Step 1: Set up a spouse trust with a trustee resident in Barbados.

Step 2: Transfer shares to a spouse trust (tax free under Canadian law)

Step 3: Trust sells shares to Mrs. Antle (tax-free under Barbados law and Canadian-Barbados tax treaty)

Step 4: Mrs. Antle sells shares with stepped-up cost base

Forget the fact that GAAR also applies to this transaction. The court, in fact made another fun statement in this regard, calling the strategy “a classic law school model of what GAAR was intended to capture”.
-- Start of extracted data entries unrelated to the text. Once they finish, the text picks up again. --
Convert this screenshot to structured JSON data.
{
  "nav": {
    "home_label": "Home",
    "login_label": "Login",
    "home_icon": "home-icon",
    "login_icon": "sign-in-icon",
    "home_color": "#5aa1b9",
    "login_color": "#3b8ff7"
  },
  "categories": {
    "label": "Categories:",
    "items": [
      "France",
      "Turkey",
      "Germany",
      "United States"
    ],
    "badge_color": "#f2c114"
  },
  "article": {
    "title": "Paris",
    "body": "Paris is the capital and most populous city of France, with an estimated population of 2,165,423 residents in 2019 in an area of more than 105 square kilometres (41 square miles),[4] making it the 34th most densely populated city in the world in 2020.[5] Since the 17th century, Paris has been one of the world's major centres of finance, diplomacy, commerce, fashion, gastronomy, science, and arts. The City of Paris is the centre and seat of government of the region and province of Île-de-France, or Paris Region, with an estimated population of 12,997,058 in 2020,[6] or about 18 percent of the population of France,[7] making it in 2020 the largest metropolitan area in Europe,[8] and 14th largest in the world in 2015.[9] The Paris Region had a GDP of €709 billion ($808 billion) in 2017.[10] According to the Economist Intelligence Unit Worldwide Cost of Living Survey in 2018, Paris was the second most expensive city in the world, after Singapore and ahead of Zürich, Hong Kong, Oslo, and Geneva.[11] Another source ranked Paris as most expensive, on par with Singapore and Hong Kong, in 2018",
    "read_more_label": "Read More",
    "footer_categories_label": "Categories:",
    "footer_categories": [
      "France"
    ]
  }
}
But again, I digress. The point is, don’t lose your case for a client before it gets out of the starting block through sloppy paperwork and poor execution. In Antle, the court stated:

“With certainty of intention and certainty of subject matter in question and, more significantly, no actual transfer of shares, there is no properly constituted trust: the Trust never came into existence. This conclusion emphasizes how important it is, in implementing strategies with no purpose other than avoidance of tax, that meticulous and scrupulous regard be had to timing and execution. Backdating of documents, fuzzy intentions, lack of transfer documents, lack of discretion, lack of commercial purpose, delivery of signed documents distributing capital from the trust prior to its purported settlement, all frankly miss the mark — by a long shot. They leave an impression of elaborate window dressing. In short, if you are going to play the avoidance game, it is not enough to have brilliant strategy, you must have brilliant execution.”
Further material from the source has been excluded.